Bra, pants and shirt—they all go on fast. Brayden opens his eyes and the smile on my face feels foreign. What is this? Embarrassment? Shame?
“How are you feeling?” he asks.
My face returns to normal. “My head still hurts and my stomach is churning.”
“Yeah, you were farting all night,” he says, yawning. My mouth falls open and when he’s done yawning, he gives me a grin and says, “I’m just kidding, retard, you were quiet all night. I kept waking up just to make sure.”
“Thanks,” I say. More than anything, I’m super relieved he didn’t crack some lame sex joke.
“Do you want to shower and eat,” I ask, “or just get on the road?”
“Get on the road.”
My hair goes into a ponytail, a toothbrush goes into my mouth, and all my extra stuff goes in my overnight bag. I don’t even bother with makeup because, the truth is, I don’t want Brayden thinking I look good so he can talk about yesterday’s nakedness. Later this won’t make sense, but right now, my dumb girl brain thinks it’s completely rational.

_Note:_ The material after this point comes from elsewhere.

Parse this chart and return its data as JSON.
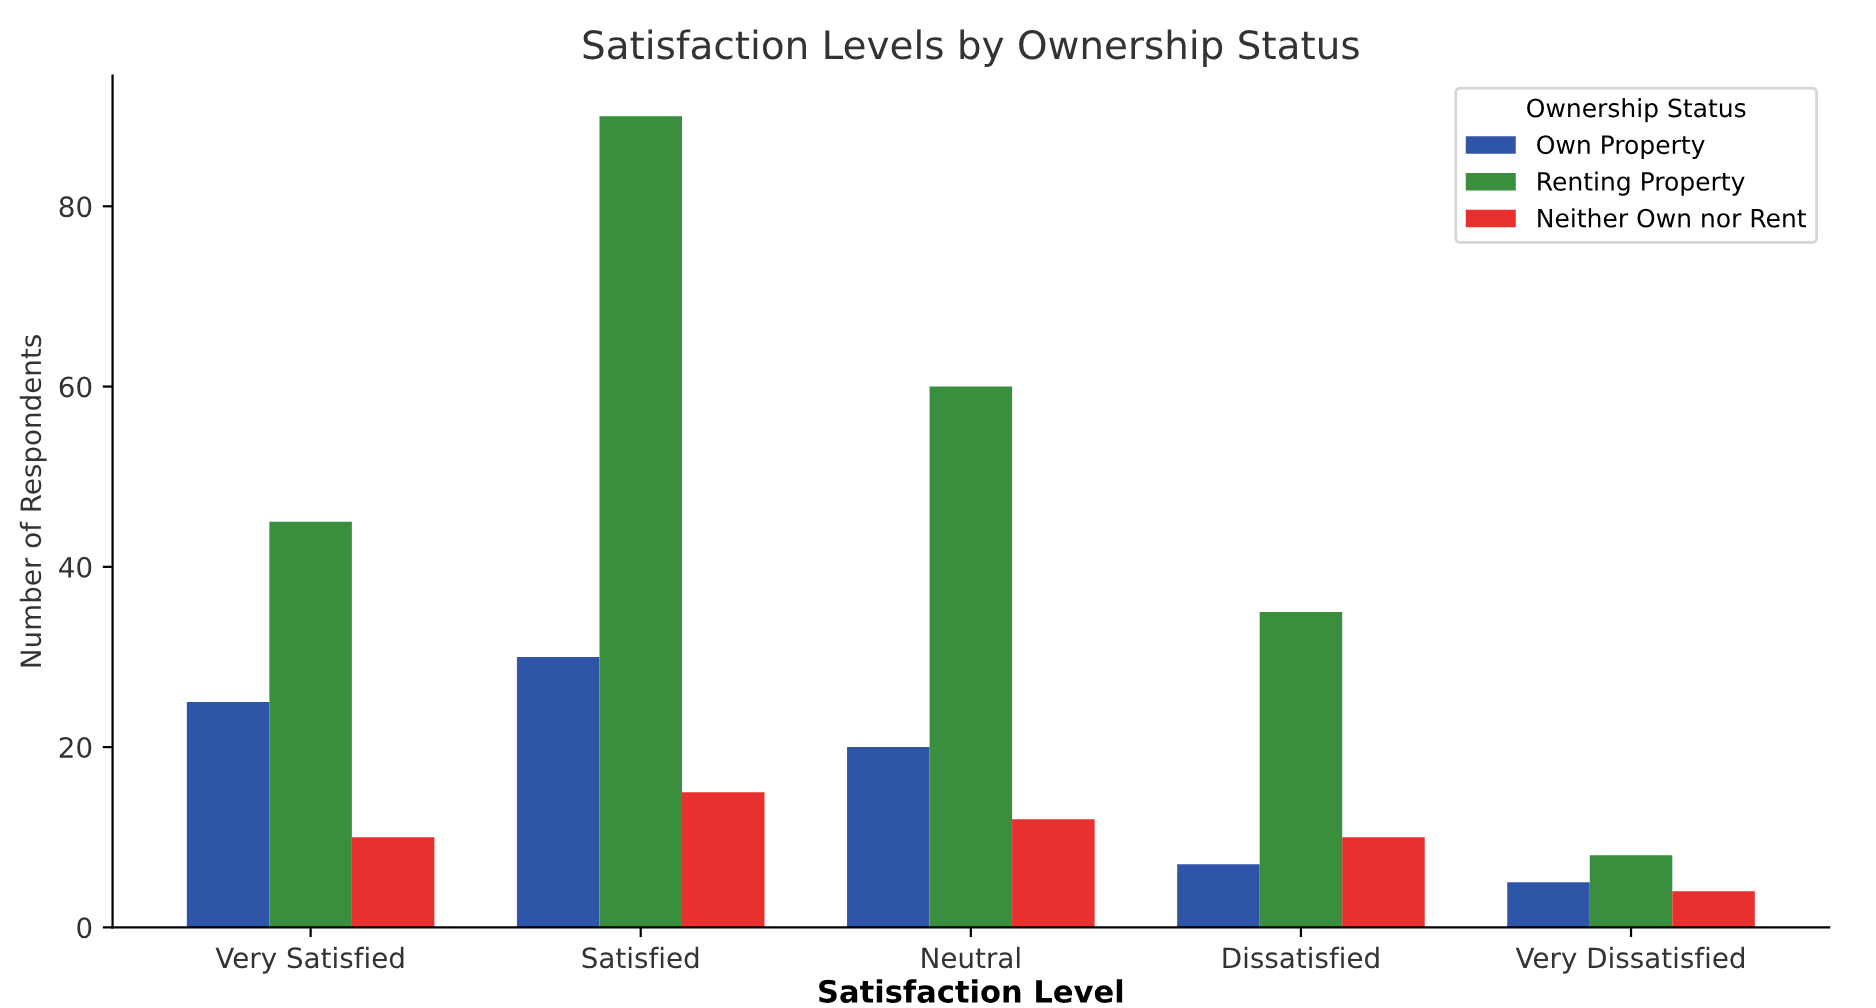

We pay cash for the room and get on the road heading west. It’s still early. When we arrive in Santa Barbara, we collect his hearse, return the Charger (with the right license plate back on) and order two Egg McMuffin’s as we’re leaving town. My body still doesn’t feel balanced, so I rest my head on the window and pray for sleep.
It comes easy.
When I wake up, my face is smashed against the hearse’s window at a gas station in Bakersfield. My neck and back ache like a mother-effer, and I’ve got a bit of slobber on my lip. The dashboard clock says I’ve slept for hours, but it only felt like I was out for a minute. Brayden is outside pumping gas and I have to pee. Stretch the muscles, breathe deep, get ou
t of the car.
“You’re awake,” he says with a smile.
Okay, this is not so bad. Subconsciously I think I should be embarrassed about everything that happened, but deep down, there’s some part of me that feels closer to Brayden and it’s a weird feeling because we’ve been friends for awhile now.

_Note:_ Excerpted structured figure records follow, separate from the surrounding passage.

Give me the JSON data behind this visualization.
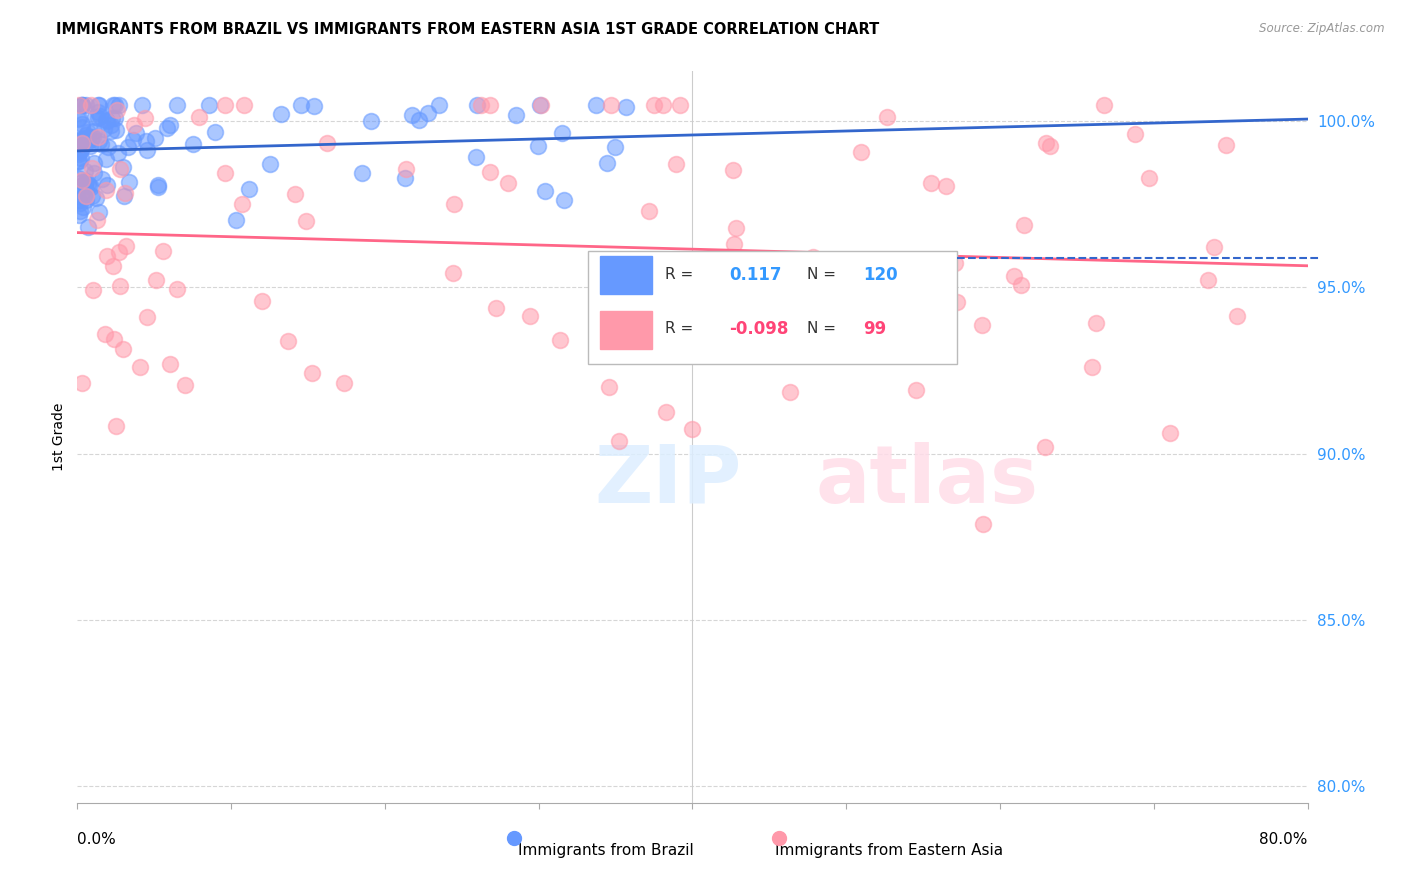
{
  "title": "IMMIGRANTS FROM BRAZIL VS IMMIGRANTS FROM EASTERN ASIA 1ST GRADE CORRELATION CHART",
  "source": "Source: ZipAtlas.com",
  "ylabel": "1st Grade",
  "xlim": [
    0.0,
    80.0
  ],
  "ylim": [
    79.5,
    101.5
  ],
  "yticks": [
    80.0,
    85.0,
    90.0,
    95.0,
    100.0
  ],
  "ytick_labels": [
    "80.0%",
    "85.0%",
    "90.0%",
    "95.0%",
    "100.0%"
  ],
  "brazil_color": "#6699FF",
  "eastern_asia_color": "#FF99AA",
  "brazil_line_color": "#3366CC",
  "eastern_asia_line_color": "#FF6688",
  "brazil_R": 0.117,
  "brazil_N": 120,
  "eastern_asia_R": -0.098,
  "eastern_asia_N": 99,
  "legend_label_brazil": "Immigrants from Brazil",
  "legend_label_eastern_asia": "Immigrants from Eastern Asia"
}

The last thing I want to do is sacrifice a friend for a boyfriend. Seeing that I’ve never officially had a boyfriend before (Damien denied ever being my boyfriend—the douchebag), I’m pretty sure I’m going to screw things up and then I’ll be out a friend, too. At least with Jacob, when I screw that up, I won’t be losing anything other than what was really never there in the first place.

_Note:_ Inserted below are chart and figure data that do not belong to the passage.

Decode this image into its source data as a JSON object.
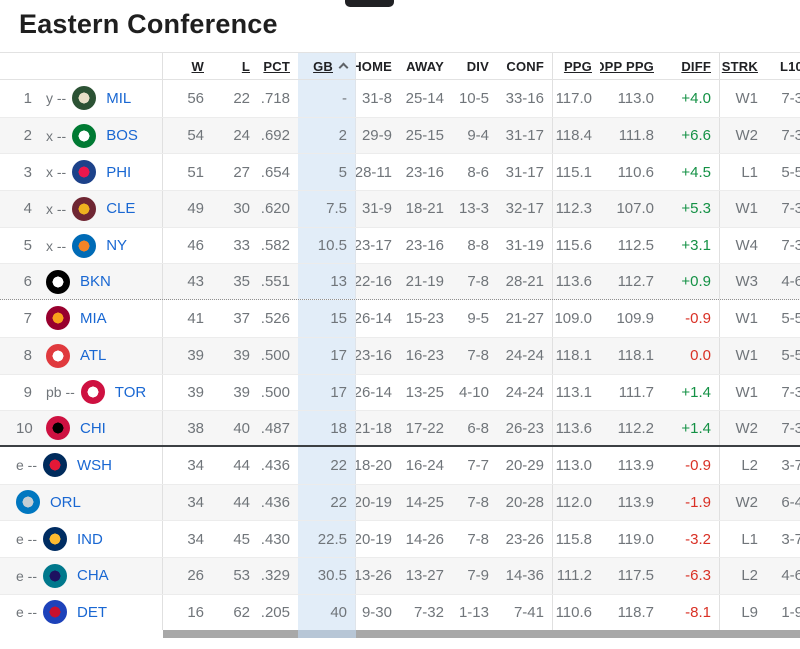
{
  "title": "Eastern Conference",
  "sort": {
    "column": "gb",
    "direction": "asc"
  },
  "colors": {
    "link_blue": "#1967d2",
    "positive_green": "#149145",
    "negative_red": "#d93025",
    "gb_highlight": "#e2edf8"
  },
  "table": {
    "columns": [
      {
        "key": "w",
        "label": "W",
        "sortable": true
      },
      {
        "key": "l",
        "label": "L",
        "sortable": true
      },
      {
        "key": "pct",
        "label": "PCT",
        "sortable": true
      },
      {
        "key": "gb",
        "label": "GB",
        "sortable": true,
        "sorted": "asc",
        "highlight": true
      },
      {
        "key": "home",
        "label": "HOME",
        "sortable": false
      },
      {
        "key": "away",
        "label": "AWAY",
        "sortable": false
      },
      {
        "key": "div",
        "label": "DIV",
        "sortable": false
      },
      {
        "key": "conf",
        "label": "CONF",
        "sortable": false
      },
      {
        "key": "ppg",
        "label": "PPG",
        "sortable": true
      },
      {
        "key": "opp_ppg",
        "label": "OPP PPG",
        "sortable": true
      },
      {
        "key": "diff",
        "label": "DIFF",
        "sortable": true
      },
      {
        "key": "strk",
        "label": "STRK",
        "sortable": true
      },
      {
        "key": "l10",
        "label": "L10",
        "sortable": false
      }
    ],
    "rows": [
      {
        "rank": "1",
        "prefix": "y --",
        "abbr": "MIL",
        "logo_colors": [
          "#2c5234",
          "#e8e0c8"
        ],
        "w": "56",
        "l": "22",
        "pct": ".718",
        "gb": "-",
        "home": "31-8",
        "away": "25-14",
        "div": "10-5",
        "conf": "33-16",
        "ppg": "117.0",
        "opp_ppg": "113.0",
        "diff": "+4.0",
        "strk": "W1",
        "l10": "7-3"
      },
      {
        "rank": "2",
        "prefix": "x --",
        "abbr": "BOS",
        "logo_colors": [
          "#007a33",
          "#ffffff"
        ],
        "w": "54",
        "l": "24",
        "pct": ".692",
        "gb": "2",
        "home": "29-9",
        "away": "25-15",
        "div": "9-4",
        "conf": "31-17",
        "ppg": "118.4",
        "opp_ppg": "111.8",
        "diff": "+6.6",
        "strk": "W2",
        "l10": "7-3"
      },
      {
        "rank": "3",
        "prefix": "x --",
        "abbr": "PHI",
        "logo_colors": [
          "#1d428a",
          "#ed174c"
        ],
        "w": "51",
        "l": "27",
        "pct": ".654",
        "gb": "5",
        "home": "28-11",
        "away": "23-16",
        "div": "8-6",
        "conf": "31-17",
        "ppg": "115.1",
        "opp_ppg": "110.6",
        "diff": "+4.5",
        "strk": "L1",
        "l10": "5-5"
      },
      {
        "rank": "4",
        "prefix": "x --",
        "abbr": "CLE",
        "logo_colors": [
          "#6f2633",
          "#efb21f"
        ],
        "w": "49",
        "l": "30",
        "pct": ".620",
        "gb": "7.5",
        "home": "31-9",
        "away": "18-21",
        "div": "13-3",
        "conf": "32-17",
        "ppg": "112.3",
        "opp_ppg": "107.0",
        "diff": "+5.3",
        "strk": "W1",
        "l10": "7-3"
      },
      {
        "rank": "5",
        "prefix": "x --",
        "abbr": "NY",
        "logo_colors": [
          "#006bb6",
          "#f58426"
        ],
        "w": "46",
        "l": "33",
        "pct": ".582",
        "gb": "10.5",
        "home": "23-17",
        "away": "23-16",
        "div": "8-8",
        "conf": "31-19",
        "ppg": "115.6",
        "opp_ppg": "112.5",
        "diff": "+3.1",
        "strk": "W4",
        "l10": "7-3"
      },
      {
        "rank": "6",
        "prefix": "",
        "abbr": "BKN",
        "logo_colors": [
          "#000000",
          "#ffffff"
        ],
        "w": "43",
        "l": "35",
        "pct": ".551",
        "gb": "13",
        "home": "22-16",
        "away": "21-19",
        "div": "7-8",
        "conf": "28-21",
        "ppg": "113.6",
        "opp_ppg": "112.7",
        "diff": "+0.9",
        "strk": "W3",
        "l10": "4-6",
        "separator_after": "dotted"
      },
      {
        "rank": "7",
        "prefix": "",
        "abbr": "MIA",
        "logo_colors": [
          "#98002e",
          "#f9a01b"
        ],
        "w": "41",
        "l": "37",
        "pct": ".526",
        "gb": "15",
        "home": "26-14",
        "away": "15-23",
        "div": "9-5",
        "conf": "21-27",
        "ppg": "109.0",
        "opp_ppg": "109.9",
        "diff": "-0.9",
        "strk": "W1",
        "l10": "5-5"
      },
      {
        "rank": "8",
        "prefix": "",
        "abbr": "ATL",
        "logo_colors": [
          "#e03a3e",
          "#ffffff"
        ],
        "w": "39",
        "l": "39",
        "pct": ".500",
        "gb": "17",
        "home": "23-16",
        "away": "16-23",
        "div": "7-8",
        "conf": "24-24",
        "ppg": "118.1",
        "opp_ppg": "118.1",
        "diff": "0.0",
        "strk": "W1",
        "l10": "5-5"
      },
      {
        "rank": "9",
        "prefix": "pb --",
        "abbr": "TOR",
        "logo_colors": [
          "#ce1141",
          "#ffffff"
        ],
        "w": "39",
        "l": "39",
        "pct": ".500",
        "gb": "17",
        "home": "26-14",
        "away": "13-25",
        "div": "4-10",
        "conf": "24-24",
        "ppg": "113.1",
        "opp_ppg": "111.7",
        "diff": "+1.4",
        "strk": "W1",
        "l10": "7-3"
      },
      {
        "rank": "10",
        "prefix": "",
        "abbr": "CHI",
        "logo_colors": [
          "#ce1141",
          "#000000"
        ],
        "w": "38",
        "l": "40",
        "pct": ".487",
        "gb": "18",
        "home": "21-18",
        "away": "17-22",
        "div": "6-8",
        "conf": "26-23",
        "ppg": "113.6",
        "opp_ppg": "112.2",
        "diff": "+1.4",
        "strk": "W2",
        "l10": "7-3",
        "separator_after": "solid"
      },
      {
        "rank": "",
        "prefix": "e --",
        "abbr": "WSH",
        "logo_colors": [
          "#002b5c",
          "#e31837"
        ],
        "w": "34",
        "l": "44",
        "pct": ".436",
        "gb": "22",
        "home": "18-20",
        "away": "16-24",
        "div": "7-7",
        "conf": "20-29",
        "ppg": "113.0",
        "opp_ppg": "113.9",
        "diff": "-0.9",
        "strk": "L2",
        "l10": "3-7"
      },
      {
        "rank": "",
        "prefix": "",
        "abbr": "ORL",
        "logo_colors": [
          "#0077c0",
          "#c4ced4"
        ],
        "w": "34",
        "l": "44",
        "pct": ".436",
        "gb": "22",
        "home": "20-19",
        "away": "14-25",
        "div": "7-8",
        "conf": "20-28",
        "ppg": "112.0",
        "opp_ppg": "113.9",
        "diff": "-1.9",
        "strk": "W2",
        "l10": "6-4"
      },
      {
        "rank": "",
        "prefix": "e --",
        "abbr": "IND",
        "logo_colors": [
          "#002d62",
          "#fdbb30"
        ],
        "w": "34",
        "l": "45",
        "pct": ".430",
        "gb": "22.5",
        "home": "20-19",
        "away": "14-26",
        "div": "7-8",
        "conf": "23-26",
        "ppg": "115.8",
        "opp_ppg": "119.0",
        "diff": "-3.2",
        "strk": "L1",
        "l10": "3-7"
      },
      {
        "rank": "",
        "prefix": "e --",
        "abbr": "CHA",
        "logo_colors": [
          "#00788c",
          "#1d1160"
        ],
        "w": "26",
        "l": "53",
        "pct": ".329",
        "gb": "30.5",
        "home": "13-26",
        "away": "13-27",
        "div": "7-9",
        "conf": "14-36",
        "ppg": "111.2",
        "opp_ppg": "117.5",
        "diff": "-6.3",
        "strk": "L2",
        "l10": "4-6"
      },
      {
        "rank": "",
        "prefix": "e --",
        "abbr": "DET",
        "logo_colors": [
          "#1d42ba",
          "#c8102e"
        ],
        "w": "16",
        "l": "62",
        "pct": ".205",
        "gb": "40",
        "home": "9-30",
        "away": "7-32",
        "div": "1-13",
        "conf": "7-41",
        "ppg": "110.6",
        "opp_ppg": "118.7",
        "diff": "-8.1",
        "strk": "L9",
        "l10": "1-9"
      }
    ]
  }
}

“I’m going to the bathroom,” I say. “You want snacks?”
He asks for licorice and a Mountain Dew and some Funions, then he asks me for some sunflower seeds, but I’ll say they’re out of seeds because listening to that cracking, popping and spitting for several hundred miles will definitely make me bat shit freaking crazy. Swear on a stack of Bibles.
The bathroom isn’t horrible, but I wouldn’t eat candy in it either. At least they have seat covers for the toilet.
The way it has worked in the past, my body passes most of the sloughed-off garbage in the first purge, but subsequent purges occur. In this case, there is a little blood in my urine, but not enough to be concerned about. And thank God I don’t have to pop a deuce because, honestly, what right minded girl wants to dump in a gas station shitter anyway?
Not me, that’s who.
5
When we finally roll into town, I start reassembling my cell phone, but Brayden tells me to stop. “Wait a day,” he says. “Detectives build entire cases on cell phone records.”
“You already told me that. I think in those exact words.”
“So listen then, please. It’s how we stay safe.”
“Fine.”
“Good.”
“Just don’t be so bossy,” I say, because I really need to talk to my girlfriends and I hate being told no.